2005
marks the 25th anniversary of the first aborted
republican H Block hunger strike, but the commemoration
will also spark allegations the IRA and INLA inmates
became the deliberate victims of an English Royal
revenge conspiracy.
Global
attention has always focused on the second major
hunger strike in 1981 during which 10 leading republicans
died, including the Maze Prison's IRA Officer Commanding
and Fermanagh/South Tyrone MP Bobby Sands.
However,
they need not have died if republicans had unearthed
the deadly royal policy of annihiliation which was
building against them.
The
original hunger strike began on 27 October 1980
with seven H Block prisoners refusing food to win
the right, amongst other things, to wear their own
clothing. But the hardline Right-wing Tory Government
of Maggie Thatcher adopted a No Surrender policy
to the republican prisoners.
This
left the republican movement with no other option
but to abort the hunger strike a few weeks later
on 18 December when one IRA prisoner was critically
ill.
The
INLA murder of top Thatcherite advisor on the North,
British war hero Airey Neave, in March 1979 has
fuelled the perception the British establishment
initiated an assassination campaign against the
republican socialist cause.
But
a new conspiracy theory has emerged as to why the
Thatcher Government blatantly refused to give concessions
to the hunger strikers and was prepared to let as
many prisoners starve themselves to death as the
republican leadership allowed.
Essentially,
whilst the British establishment was prepared unofficially
to tolerate an acceptable level of violence against
Northern-based security forces and Protestants,
the one campaign bound to provoke a severe backlash
from that establishment was an attack on the English
Royal Family.
Spilling
Blue Blood was the so-called thin red line over
which the republican movement could not cross
until 27 August, 1979.
The
English Royals had never forgiven the Lenin and
his communists for the slaughter of the Tsar Nicholas
II and the Russian Royal Family during the revolution
of 1917.
On
that bloody August date, the IRA not only murdered
18 soldiers near Warrenpoint, Co Down, which had
been the single biggest death toll in a terrorist
attack in the decade, republicans also killed one
of the Royals' greatest heroes Lord Mountbatten
of Burma.
He
died when an IRA no-warning bomb ripped apart his
motor yacht at Mullaghmore Bay, Co Sligo. Mountbatten
was a living legend to the British establishment.

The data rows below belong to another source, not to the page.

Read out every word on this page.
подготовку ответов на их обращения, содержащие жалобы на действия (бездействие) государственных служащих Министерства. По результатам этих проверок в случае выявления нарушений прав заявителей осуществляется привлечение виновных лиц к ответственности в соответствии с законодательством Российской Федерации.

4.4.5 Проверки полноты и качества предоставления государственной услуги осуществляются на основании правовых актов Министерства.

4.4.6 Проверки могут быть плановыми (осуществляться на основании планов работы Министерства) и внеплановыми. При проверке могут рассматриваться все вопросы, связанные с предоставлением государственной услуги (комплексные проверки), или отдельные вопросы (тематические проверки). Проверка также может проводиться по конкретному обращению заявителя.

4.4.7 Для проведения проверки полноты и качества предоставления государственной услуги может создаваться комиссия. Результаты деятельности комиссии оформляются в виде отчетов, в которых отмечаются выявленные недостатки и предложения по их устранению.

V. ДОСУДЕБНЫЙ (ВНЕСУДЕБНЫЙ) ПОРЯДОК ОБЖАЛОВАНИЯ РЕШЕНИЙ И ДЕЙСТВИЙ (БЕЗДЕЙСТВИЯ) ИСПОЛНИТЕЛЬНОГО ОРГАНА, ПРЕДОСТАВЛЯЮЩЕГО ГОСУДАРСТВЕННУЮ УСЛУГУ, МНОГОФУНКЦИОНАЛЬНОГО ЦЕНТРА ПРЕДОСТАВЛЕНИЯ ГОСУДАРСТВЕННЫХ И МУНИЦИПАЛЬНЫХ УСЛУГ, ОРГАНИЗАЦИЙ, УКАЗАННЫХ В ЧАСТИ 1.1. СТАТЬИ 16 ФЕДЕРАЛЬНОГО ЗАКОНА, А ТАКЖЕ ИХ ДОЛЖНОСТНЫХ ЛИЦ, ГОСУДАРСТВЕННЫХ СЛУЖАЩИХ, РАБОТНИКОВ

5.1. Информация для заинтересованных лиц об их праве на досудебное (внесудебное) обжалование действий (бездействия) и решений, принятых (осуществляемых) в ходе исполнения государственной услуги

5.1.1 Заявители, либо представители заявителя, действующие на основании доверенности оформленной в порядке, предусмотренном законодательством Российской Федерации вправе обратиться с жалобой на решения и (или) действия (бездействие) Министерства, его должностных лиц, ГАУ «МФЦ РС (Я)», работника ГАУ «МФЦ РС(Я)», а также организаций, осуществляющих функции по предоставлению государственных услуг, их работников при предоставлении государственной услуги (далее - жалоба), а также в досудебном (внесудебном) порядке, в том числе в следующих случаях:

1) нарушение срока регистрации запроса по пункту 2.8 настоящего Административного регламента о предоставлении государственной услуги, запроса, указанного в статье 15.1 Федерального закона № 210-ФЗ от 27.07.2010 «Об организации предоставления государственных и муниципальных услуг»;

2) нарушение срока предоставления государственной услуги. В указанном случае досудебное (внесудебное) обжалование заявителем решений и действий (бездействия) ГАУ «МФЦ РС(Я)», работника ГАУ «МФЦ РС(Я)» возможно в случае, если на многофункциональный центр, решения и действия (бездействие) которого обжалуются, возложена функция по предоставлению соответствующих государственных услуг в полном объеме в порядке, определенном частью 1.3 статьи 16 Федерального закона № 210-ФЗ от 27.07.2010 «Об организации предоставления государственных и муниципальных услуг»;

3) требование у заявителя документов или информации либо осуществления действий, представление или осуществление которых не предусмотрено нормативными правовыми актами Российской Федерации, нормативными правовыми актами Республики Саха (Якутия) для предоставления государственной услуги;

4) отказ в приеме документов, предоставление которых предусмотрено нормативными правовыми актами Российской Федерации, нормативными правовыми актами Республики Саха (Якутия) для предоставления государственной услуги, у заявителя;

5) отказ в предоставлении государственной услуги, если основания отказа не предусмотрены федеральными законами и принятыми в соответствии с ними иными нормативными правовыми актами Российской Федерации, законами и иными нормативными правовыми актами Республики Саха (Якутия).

He had been the Royal who had masterminded the Allied
fightback against the Japanese in the Far East during
World War Two.
Next
to the Queen and the Queen Mother, he was perhaps
the most respected Royal, and was the great uncle
of Prince Charles, the heir to the English Throne.
Mountbatten
was not the only Blue Blood claimed by the IRA blast.
The famous post-war film producer Lord Brabourne
and his family were also on the yacht. One of his
sons, 14-year-old Nicholas also died in the blast.
Brabourne
and his wife suffered serious injuries, but Brabourne's
mother, another top Blue Blood, the Dowager Lady
Brabourne, died later from her injuries.
It
was only with Brabourne's own death this year on
22 September, aged 80, that the full nature of the
conspiracy theory can be revealed.
It
is believed that Brabourne was exceptionally influential
amongst the English establishment, principally for
his role in producing patriotic British films such
as 'Sink the Bismarck!' about the British naval
operation to sink the notorious Nazi battleship.
Whilst
the Royals kept a typically British 'stiff upper
lip' attitude towards the Mountbatten murder, Brabourne
and other Blue Bloods were convinced this may be
the start of a totally different terror strategy
by the IRA.
It
has been suggested Mountbatten and the Dowager despised
the Russian communists for wiping out the Tsar's
family to whom they would have been related through
their Blue Blood.
Privately,
the Blue Blood Royal establishment wanted the republican
movement to be taught a lesson for killing their
members. They feared Prince Charles who was
very close to Mountbatten could be next in
line for an IRA assassination bid.
Under
pressure from the Blue Bloods, especially Brabourne,
the Thatcher Government resolved not to give in
to republican demands even if it meant republicans
resorting to the passive resistance tactic of the
hunger strike.
Republicans
should have realised on 1st April, 1980, that Thatcher
would not go against the wishes of the Royal establishment
when the Government insisted there would be no entitlement
to special category status for terrorist offenders.
Attitudes
against the republican movement were already beginning
to harden, fuelled primarily by the background Blue
Blood lobbying especially by Brabourne in
particular.
That
determination against republicans had deepened in
early March 1980 when the body of top German industrialist
Thomas Niedermayer was found at Colinglen Road in
west Belfast. He had disappeared in December 1973.
The
Blue Blood revenge plot was given a further boost
on 5 June when the ruling body of the North's largest
Protestant denomination, the Presbyterian General
Assembly, voted to take the Church out of the World
Council of Churches on the basis the Council supported
terrorist groups.
In
reality, the fate of the 1981 republican hunger
strikes had already been decided by the events on
a windswept Co Sligo Bay almost two years earlier
when the Blue Blood establishment watched their
TV screens in horror as Mountbatten's body was brought
ashore, followed by the news of the Dowager's death.
The
Blue Bloods were determined they would not suffer
the same fate as Tsar Nicholas' family. For republicans,
Thatcher is a hate figure for her dogmatic refusal
to reach an accommodation with the H Block hunger
strikers.
However,
the real truth may be that the Blue Bloods were
demanding their pound of flesh from republicanism
to inflict so much pain on the movement that
it would never again consider implementing the unthinkable,
an attack on the English Royal Family.